You are right, the documentation is not good here.
To use any other scorer that ships with scikit-learn, you can simply pass its name as a string, e.g. in your case:
scoring='f1'
To get a list of all scorers that can be used that way, use the sklearn.metrics.get_scorer_names()

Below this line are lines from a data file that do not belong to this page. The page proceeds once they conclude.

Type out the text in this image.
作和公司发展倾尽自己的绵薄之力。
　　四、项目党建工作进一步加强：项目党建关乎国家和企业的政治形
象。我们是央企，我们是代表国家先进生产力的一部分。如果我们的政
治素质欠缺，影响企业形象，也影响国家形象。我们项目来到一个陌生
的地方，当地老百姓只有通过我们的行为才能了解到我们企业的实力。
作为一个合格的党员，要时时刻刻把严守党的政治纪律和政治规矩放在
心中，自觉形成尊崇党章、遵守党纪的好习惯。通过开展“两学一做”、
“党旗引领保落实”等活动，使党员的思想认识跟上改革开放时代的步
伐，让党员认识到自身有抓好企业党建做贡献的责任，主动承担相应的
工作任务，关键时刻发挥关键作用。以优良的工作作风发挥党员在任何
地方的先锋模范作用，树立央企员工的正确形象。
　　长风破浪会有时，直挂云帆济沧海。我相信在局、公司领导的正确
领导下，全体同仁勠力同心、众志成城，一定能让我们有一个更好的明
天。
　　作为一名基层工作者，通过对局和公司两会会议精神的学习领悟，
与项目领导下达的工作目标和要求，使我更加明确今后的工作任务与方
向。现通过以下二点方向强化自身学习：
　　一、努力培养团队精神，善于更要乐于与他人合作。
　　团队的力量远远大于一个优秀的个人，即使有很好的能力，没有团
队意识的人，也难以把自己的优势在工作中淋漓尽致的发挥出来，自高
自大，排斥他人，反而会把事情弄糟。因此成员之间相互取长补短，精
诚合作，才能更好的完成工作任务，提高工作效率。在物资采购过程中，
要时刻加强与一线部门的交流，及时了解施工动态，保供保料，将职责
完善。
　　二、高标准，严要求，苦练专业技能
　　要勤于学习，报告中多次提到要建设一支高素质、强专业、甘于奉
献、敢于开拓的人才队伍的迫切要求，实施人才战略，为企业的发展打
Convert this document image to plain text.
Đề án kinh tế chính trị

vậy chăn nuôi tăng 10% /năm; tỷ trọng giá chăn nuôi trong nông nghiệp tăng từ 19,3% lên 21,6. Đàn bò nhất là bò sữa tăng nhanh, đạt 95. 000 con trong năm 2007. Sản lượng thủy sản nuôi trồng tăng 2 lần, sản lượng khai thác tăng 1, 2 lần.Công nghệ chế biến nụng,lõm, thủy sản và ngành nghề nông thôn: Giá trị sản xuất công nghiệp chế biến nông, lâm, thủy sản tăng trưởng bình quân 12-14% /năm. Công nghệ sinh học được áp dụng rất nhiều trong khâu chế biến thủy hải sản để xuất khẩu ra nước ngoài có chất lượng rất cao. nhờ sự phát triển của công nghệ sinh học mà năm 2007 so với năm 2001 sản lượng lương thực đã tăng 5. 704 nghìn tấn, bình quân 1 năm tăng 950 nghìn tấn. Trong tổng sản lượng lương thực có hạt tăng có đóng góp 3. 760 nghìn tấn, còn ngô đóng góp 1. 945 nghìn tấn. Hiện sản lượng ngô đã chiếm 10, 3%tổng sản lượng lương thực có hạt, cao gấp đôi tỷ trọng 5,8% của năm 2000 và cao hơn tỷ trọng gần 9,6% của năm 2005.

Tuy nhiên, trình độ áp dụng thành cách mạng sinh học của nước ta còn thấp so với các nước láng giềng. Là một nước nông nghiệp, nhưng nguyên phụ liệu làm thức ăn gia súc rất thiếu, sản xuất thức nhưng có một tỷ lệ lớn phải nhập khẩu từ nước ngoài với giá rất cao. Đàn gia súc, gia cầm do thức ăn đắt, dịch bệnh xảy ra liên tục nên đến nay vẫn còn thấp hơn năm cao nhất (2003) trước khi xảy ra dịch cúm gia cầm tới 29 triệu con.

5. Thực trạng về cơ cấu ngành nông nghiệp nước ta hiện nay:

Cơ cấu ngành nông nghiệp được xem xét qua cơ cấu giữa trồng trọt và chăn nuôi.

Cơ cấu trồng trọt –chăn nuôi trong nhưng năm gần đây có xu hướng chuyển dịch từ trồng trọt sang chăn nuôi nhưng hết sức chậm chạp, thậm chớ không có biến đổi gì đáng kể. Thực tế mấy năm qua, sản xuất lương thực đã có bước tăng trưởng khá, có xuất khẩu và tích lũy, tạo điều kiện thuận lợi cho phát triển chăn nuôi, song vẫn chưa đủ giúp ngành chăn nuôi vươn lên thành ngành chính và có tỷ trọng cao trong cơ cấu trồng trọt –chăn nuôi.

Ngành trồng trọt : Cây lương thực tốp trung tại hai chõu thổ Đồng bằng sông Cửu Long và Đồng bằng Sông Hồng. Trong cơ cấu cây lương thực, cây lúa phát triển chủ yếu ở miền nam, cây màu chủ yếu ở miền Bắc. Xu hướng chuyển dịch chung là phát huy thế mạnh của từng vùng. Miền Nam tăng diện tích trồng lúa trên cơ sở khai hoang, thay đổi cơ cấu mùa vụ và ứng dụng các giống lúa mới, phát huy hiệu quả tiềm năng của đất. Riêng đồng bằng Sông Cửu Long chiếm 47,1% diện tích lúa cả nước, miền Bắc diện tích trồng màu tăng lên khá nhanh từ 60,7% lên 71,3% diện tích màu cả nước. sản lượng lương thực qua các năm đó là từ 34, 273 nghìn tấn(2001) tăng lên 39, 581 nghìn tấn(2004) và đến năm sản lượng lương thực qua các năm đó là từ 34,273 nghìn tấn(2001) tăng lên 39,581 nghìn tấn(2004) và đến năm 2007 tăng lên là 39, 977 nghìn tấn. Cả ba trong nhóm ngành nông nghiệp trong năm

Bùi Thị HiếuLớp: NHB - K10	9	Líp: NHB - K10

function, which will produce output like this:
['accuracy',
'adjusted_mutual_info_score',
'adjusted_rand_score',
'average_precision',
'balanced_accuracy',
'completeness_score',
'explained_variance',
'f1',
'f1_macro',
'f1_micro',
'f1_samples',
'f1_weighted',
'fowlkes_mallows_score',
'homogeneity_score',
'jaccard',
'jaccard_macro',
'jaccard_micro',
'jaccard_samples',
'jaccard_weighted',
'matthews_corrcoef',
'max_error',
'mutual_info_score',
'neg_brier_score',
'neg_log_loss',
'neg_mean_absolute_error',
'neg_mean_absolute_percentage_error',
'neg_mean_gamma_deviance',
'neg_mean_poisson_deviance',
'neg_mean_squared_error',
'neg_mean_squared_log_error',
'neg_median_absolute_error',
'neg_root_mean_squared_error',
'normalized_mutual_info_score',
'precision',
'precision_macro',
'precision_micro',
'precision_samples',
'precision_weighted',
'r2',
'rand_score',
'recall',
'recall_macro',
'recall_micro',
'recall_samples',
'recall_weighted',
'roc_auc',
'roc_auc_ovo',
'roc_auc_ovo_weighted',
'roc_auc_ovr',
'roc_auc_ovr_weighted',
'top_k_accuracy',
'v_measure_score']
When you pass these strings to sklearn.metrics.check_scoring()
, you can see that internally, make_scorer()
will be called:
# %%
from sklearn.linear_model import LogisticRegression
import sklearn.metrics as skm
estimator = LogisticRegression(solver='liblinear')
skm.check_scoring(
estimator,
'f1'
)
returns:
make_scorer(f1_score, average=binary)
Which, I believe, should always be the preferred method of doing things over manually passing a function to make_scorer()
, as it ensures that reasonable defaults are being set.
I hope this clarifies things a bit.
It would be great if you’d be willing to improve our documentation. Let us know if you’re interested, and we can guide you.
Best wishes,
Richard